In imagination one would willingly sweep away the three stiff buildings on the Capitol, the bronze Emperor and his horse, the marble Castor and Pollux, the proper arcades, the architectural staircase, and the even pavement, and see the place as it used to be five hundred years ago. It was wild then. Out of broken and rocky ground rose the ancient Church of Aracœli, the Church of the Altar of Heaven, built upon that altar which the Sibyl of Tivoli bade Augustus raise to the Firstborn of God. To the right a rude fortress, grounded in the great ruins of Rome's Archive House, flanked by rough towers, approached only by that old triumphal way, where old women slowly roasted beans in iron chafing-dishes over little fires that were sheltered from the north wind by the vast wall. Before the fortress a few steps led to the main door, and over that was a great window and a balcony with a rusty iron balustrade—the one upon which Rienzi came out at the last, with the standard in his hand. The castle itself not high, but strong, brown and battered. Beyond it, the gallows, and the place of death. Below it, a desolation of tumbling rock and ruin, where wild flowers struggled for a holding in spring, and the sharp cactus sent out ever-green points between the stones. Far down, a confusion of low, brown houses, with many dark towers standing straight up from them like charred trees above underbrush in a fire-blasted forest. Beyond all, the still loneliness of far mountains. That was the scene, and those were the surroundings, in which the Roman people reinstituted a Roman Senate, after a lapse of nearly six hundred years, in consequence of the agitation begun and long continued by Arnold of Brescia.

Muratori, in his annals, begins his short account of the year 1141 by saying that the history of Italy during that period is almost entirely hidden in darkness, because there are neither writers nor chroniclers of the time, and he goes on to say that no one knows why the town of Tivoli had so long rebelled against the Popes. The fact remains, astonishing and ridiculous,—in the middle of the twelfth century imperial Rome was at war with suburban Tivoli, and Tivoli was the stronger; for when the Romans persuaded Pope Innocent the Second to lay siege to the town, the inhabitants sallied out furiously, cut their assailants to pieces, seized all their arms and provisions, and drove the survivors to ignominious flight. Hence the implacable hatred between Tivoli and Rome; and Tivoli became an element in the struggles that followed.
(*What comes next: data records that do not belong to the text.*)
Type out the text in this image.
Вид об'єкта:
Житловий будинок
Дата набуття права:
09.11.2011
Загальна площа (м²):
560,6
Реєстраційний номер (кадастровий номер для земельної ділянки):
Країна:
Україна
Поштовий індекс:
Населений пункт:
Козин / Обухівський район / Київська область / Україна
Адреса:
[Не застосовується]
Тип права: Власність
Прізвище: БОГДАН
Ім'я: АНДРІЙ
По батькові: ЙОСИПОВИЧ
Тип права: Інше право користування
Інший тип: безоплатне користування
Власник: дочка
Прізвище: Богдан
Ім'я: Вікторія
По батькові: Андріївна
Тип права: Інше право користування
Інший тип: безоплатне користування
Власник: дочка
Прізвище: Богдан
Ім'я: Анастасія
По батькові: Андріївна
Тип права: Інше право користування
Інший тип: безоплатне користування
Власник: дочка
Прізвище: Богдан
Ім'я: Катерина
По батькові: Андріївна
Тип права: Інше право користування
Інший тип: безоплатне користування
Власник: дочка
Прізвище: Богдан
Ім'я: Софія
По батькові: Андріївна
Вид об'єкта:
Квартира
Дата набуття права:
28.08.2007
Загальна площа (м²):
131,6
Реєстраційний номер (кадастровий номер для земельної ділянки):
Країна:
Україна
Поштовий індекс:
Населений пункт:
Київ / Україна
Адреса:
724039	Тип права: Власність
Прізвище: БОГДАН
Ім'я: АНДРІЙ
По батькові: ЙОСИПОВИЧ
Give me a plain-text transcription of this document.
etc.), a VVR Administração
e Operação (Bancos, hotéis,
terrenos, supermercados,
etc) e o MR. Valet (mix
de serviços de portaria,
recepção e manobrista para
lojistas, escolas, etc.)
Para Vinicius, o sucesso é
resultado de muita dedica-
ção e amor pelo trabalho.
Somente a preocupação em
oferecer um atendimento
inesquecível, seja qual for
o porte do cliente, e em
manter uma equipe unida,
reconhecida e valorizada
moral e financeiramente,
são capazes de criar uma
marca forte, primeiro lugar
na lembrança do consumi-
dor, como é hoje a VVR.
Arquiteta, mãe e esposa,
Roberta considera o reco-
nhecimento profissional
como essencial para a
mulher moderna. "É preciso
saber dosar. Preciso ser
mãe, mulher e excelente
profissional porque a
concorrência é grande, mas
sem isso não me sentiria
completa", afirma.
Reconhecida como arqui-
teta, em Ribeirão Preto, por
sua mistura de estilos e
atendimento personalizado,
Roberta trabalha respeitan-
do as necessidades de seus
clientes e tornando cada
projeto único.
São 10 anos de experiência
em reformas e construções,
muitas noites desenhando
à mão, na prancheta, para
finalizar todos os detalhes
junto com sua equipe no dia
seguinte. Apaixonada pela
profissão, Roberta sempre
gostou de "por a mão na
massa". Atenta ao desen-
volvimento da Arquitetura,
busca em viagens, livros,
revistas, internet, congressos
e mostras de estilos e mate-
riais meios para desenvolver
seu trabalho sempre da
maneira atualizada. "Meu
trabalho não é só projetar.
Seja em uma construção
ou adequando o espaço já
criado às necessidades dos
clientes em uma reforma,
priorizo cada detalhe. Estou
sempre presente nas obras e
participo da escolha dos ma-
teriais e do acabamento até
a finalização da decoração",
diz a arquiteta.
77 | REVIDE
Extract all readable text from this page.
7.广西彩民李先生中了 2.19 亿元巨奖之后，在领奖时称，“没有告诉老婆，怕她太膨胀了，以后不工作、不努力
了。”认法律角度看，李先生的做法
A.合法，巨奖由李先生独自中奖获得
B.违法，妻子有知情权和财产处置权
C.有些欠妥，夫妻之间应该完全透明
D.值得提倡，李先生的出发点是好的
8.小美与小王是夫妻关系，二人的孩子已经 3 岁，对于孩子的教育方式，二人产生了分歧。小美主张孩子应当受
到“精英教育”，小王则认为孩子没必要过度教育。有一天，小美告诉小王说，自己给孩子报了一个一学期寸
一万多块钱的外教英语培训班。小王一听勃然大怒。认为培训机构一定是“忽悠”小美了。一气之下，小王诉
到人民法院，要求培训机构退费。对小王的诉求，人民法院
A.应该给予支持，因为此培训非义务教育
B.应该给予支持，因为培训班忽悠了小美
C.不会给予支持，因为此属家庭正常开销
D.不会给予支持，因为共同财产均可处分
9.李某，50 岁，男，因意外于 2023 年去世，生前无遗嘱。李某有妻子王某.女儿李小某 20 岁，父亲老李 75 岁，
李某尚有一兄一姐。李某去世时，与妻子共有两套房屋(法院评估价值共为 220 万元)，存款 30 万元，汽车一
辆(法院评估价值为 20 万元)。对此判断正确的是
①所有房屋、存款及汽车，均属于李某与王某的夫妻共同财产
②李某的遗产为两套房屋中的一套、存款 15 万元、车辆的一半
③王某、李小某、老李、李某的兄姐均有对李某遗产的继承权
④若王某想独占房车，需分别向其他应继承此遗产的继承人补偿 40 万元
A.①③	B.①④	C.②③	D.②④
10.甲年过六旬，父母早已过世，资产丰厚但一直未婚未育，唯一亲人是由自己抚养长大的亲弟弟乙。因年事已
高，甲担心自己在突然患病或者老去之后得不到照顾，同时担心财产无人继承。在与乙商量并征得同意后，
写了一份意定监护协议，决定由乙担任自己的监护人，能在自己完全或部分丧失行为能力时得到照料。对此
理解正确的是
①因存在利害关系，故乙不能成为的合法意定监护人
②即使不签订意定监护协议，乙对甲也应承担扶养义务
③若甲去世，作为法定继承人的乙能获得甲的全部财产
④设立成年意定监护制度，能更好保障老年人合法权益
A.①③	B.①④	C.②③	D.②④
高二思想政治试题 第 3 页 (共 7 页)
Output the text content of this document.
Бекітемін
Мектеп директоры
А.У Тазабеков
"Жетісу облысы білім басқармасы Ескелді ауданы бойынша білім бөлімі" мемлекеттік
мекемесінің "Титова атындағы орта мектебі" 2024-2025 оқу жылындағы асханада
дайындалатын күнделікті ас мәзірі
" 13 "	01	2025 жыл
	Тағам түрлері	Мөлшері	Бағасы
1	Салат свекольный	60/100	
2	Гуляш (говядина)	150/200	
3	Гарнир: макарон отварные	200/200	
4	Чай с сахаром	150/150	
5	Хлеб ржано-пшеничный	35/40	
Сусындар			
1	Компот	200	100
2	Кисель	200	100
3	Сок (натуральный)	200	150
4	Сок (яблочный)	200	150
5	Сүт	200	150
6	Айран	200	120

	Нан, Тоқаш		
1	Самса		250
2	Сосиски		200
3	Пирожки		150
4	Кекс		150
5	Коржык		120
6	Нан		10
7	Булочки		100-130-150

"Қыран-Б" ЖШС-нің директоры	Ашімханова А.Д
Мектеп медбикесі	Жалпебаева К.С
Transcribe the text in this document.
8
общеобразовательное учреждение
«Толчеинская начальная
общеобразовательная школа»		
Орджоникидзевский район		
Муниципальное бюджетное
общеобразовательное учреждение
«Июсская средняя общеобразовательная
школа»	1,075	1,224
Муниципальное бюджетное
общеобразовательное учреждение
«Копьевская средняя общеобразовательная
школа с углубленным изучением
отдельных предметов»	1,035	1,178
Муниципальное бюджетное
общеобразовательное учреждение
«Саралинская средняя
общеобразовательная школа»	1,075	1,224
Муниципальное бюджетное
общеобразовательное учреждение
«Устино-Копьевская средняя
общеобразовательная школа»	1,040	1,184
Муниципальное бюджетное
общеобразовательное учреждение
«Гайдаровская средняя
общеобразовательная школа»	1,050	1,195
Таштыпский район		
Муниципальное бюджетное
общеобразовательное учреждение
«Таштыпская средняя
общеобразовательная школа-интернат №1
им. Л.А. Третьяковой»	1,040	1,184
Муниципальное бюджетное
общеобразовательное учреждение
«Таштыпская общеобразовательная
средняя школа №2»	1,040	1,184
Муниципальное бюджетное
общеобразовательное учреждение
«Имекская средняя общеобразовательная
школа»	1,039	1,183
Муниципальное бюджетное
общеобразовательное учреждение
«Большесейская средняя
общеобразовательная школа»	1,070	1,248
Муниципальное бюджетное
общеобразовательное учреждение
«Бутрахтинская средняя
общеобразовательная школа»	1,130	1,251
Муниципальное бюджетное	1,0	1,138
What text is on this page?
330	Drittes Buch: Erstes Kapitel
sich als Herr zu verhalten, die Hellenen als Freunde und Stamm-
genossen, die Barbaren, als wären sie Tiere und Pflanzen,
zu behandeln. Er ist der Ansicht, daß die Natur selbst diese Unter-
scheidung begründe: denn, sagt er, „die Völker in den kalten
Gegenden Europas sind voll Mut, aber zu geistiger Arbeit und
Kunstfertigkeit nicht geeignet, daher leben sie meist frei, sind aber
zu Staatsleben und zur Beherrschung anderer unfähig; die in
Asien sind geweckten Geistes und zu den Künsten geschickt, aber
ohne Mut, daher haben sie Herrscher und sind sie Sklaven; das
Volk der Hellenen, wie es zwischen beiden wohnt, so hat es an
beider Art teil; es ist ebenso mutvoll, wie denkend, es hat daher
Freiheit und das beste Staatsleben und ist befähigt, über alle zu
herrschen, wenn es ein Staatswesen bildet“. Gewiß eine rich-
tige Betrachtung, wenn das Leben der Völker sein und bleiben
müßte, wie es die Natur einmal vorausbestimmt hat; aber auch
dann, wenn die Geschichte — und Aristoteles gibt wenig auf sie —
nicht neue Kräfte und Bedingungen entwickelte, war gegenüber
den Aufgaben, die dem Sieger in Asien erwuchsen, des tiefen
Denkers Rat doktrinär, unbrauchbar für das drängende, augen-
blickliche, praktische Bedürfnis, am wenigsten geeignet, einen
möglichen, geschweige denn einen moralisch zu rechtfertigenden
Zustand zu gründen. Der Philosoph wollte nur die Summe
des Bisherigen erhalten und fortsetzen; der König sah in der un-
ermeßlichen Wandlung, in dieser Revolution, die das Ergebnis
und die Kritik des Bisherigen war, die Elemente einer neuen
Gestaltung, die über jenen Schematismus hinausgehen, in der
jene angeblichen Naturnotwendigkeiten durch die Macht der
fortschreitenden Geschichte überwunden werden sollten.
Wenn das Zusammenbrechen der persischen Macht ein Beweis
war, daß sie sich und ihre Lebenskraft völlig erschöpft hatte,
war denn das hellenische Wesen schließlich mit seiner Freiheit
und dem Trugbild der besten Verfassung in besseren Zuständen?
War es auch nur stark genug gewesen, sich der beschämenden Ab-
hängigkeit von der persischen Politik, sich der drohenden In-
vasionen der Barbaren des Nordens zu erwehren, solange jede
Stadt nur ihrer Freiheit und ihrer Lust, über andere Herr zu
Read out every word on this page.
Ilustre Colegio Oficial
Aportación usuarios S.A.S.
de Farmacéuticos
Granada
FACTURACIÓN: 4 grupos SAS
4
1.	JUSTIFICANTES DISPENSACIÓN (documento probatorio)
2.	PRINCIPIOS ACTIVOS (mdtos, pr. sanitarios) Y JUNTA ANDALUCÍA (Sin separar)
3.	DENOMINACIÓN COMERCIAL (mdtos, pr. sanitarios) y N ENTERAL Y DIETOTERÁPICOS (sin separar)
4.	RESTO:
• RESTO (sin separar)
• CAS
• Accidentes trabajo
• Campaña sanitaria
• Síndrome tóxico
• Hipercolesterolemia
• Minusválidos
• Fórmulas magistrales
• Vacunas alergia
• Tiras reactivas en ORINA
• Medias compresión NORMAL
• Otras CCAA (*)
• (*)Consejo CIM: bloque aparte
Now for many years, Rome had been in the hands of a family of converted Jews, known as the Pierleoni, from Pietro Leone, first spoken of in the chronicles as an iniquitous usurer of enormous wealth. They became prefects of Rome; they took possession of Sant' Angelo and were the tyrants of the city, and finally they became the Pope's great enemies, the allies of Roger of Apulia, and makers of antipopes, of whom the first was either Pietro's son or his grandson. They had on their side possession, wealth, the support of a race which never looks upon apostasy from its creed as final, the alliance of King Roger and of Duke Roger, his son, and the countenance, if not the friendship, of Arnold of Brescia, the excommunicated monk of northern Italy, and the pupil of the romantic Abelard. And the Pierleoni had against them the Popes, the great Frangipani family with most of the nobles, and Saint Bernard of Clairvaux, who has been called the Bismarck of the Church. Arnold of Brescia was no ordinary fanatic. He was as brave as Stefaneschi, as pure-hearted as Stephen Porcari, as daring and eloquent as Rienzi in his best days. The violent deeds of his followers have been imputed to him, and brought him to his end; but it was his great adversary, Saint Bernard, who expressed a regretful wish 'that his teachings might have been as irreproachable as his life.' The doctrine for which he died at last was political, rather than spiritual, human rather than theological. In all but his monk's habit he was a layman in his later years, as he had been when he first wandered to France and sat at the feet of the gentle Abelard; but few Churchmen of that day were as spotless in their private lives.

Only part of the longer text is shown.